Food was always an important thread that tied together Regina Gilboa and Bracha Luft’s family. The sisters, who are both in their 70’s and live 20 minutes away from one another in and near Tel Aviv, were raised by a mother who cooked everything from scratch like spinach patties in a sour sauce, which Bracha still makes. But, it wasn’t just their mother Yehudit who was responsible for the food in their family. Their father, Sasson, who immigrated to Palestine when he was a young boy from Bulgaria, helped source the food the family ate.
He enlisted in the Jewish Brigade of the British Army Brigade at the age of 35, the sisters recalled when we cooked with them at Bracha’s home in Tel Aviv this fall. And, when he was discharged after three years, he wanted to establish a fishing village with the others he served with.
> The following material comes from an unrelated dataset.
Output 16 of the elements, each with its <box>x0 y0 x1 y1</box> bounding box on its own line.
They started Moshav Mikhmoret, on the the shores of the Mediterranean sea, where Bracha was born in 1946. The family only lived here for a few years before moving to Or Yehuda, where they could grow their own vegetables and fruit, but a tradition of eating fish seemed to follow them inland.
Every Friday night, agristada, a lemon-infused sauce that originated with Jews in Spain before the Inquisition, was used as a dressing for fish that started their meal. The sauce became synonymous with the dish and instead of calling it fish with agristada sauce, they simply called it agristada. In their family, they used to say “there’s no life without Agristada.”
It’s a sauce that traveled from the Balkans with the expulsion and ultimately to Israel with Sasson’s sisters, who ensured their family recipes weren’t lost. They passed it on to Yehudit, who left it with her daughters. While Regina included it in a self-published cookbook she made for her granddaughter, it is her sister Bracha she turns to to make it. Fortunately, the two still spend most Friday nights together — and hopefully, with the help of the cookbook, another generation will carry on the tradition.